In response to a query about why neither he nor Junior Minister Ali Baksh has visited the area, Ramsammy said he had been travelling across the country and that he would visit the area at an “appropriate time.” Baksh, who was supposed to visit the area yesterday, said that he was in Essequibo and was unaware of the new developments at Canal Number Two.
Meanwhile, Head of the National Drainage and Irrigation Authority Lionel Wordsworth said that his department had deployed two excavators to the area and they have cleaned over six miles of the main drainage canal. He said one of the machines is at Clay Brick, in the Belle West Housing Scheme, where a door is being built in the drain to control the volume of water that flows into the main canal. Wordsworth also said there were reports there were three small cuts on the Sea Line and an excavator was immediately deployed to the area to mend them.

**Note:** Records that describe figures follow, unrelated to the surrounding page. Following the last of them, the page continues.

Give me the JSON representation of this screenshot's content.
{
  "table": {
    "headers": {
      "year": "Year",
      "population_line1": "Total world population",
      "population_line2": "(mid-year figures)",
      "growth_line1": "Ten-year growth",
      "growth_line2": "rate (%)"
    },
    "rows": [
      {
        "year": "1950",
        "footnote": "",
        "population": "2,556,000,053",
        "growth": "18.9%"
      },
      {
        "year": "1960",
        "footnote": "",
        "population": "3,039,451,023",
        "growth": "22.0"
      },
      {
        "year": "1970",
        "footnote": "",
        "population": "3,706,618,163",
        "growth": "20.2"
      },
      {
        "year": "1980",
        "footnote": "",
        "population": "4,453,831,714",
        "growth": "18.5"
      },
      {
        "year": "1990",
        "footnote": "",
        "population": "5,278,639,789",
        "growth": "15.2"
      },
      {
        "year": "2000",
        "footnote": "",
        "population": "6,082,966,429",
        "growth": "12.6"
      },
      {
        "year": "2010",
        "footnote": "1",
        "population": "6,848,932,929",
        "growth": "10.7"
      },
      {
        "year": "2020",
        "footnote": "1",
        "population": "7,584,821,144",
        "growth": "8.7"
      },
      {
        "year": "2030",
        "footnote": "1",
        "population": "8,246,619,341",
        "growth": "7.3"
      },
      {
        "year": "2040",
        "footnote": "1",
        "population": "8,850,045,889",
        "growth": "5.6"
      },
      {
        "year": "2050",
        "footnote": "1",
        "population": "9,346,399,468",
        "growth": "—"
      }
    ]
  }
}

Vinod Jaghdir, who told this newspaper that he lost millions of dollars worth of crops, is now at contemplating his next move to get his fields ready for cultivation. To get started again, Jaghdir needs at least four bags of fertilizer, which cost $9,000 each and pesticides, including Bellis, Gramoxone, for the weeds that have began to shoot up. The cost of these pesticides range from $2,500 to $7,000. Jaghdir said he must start producing in order to make his mortgage payments.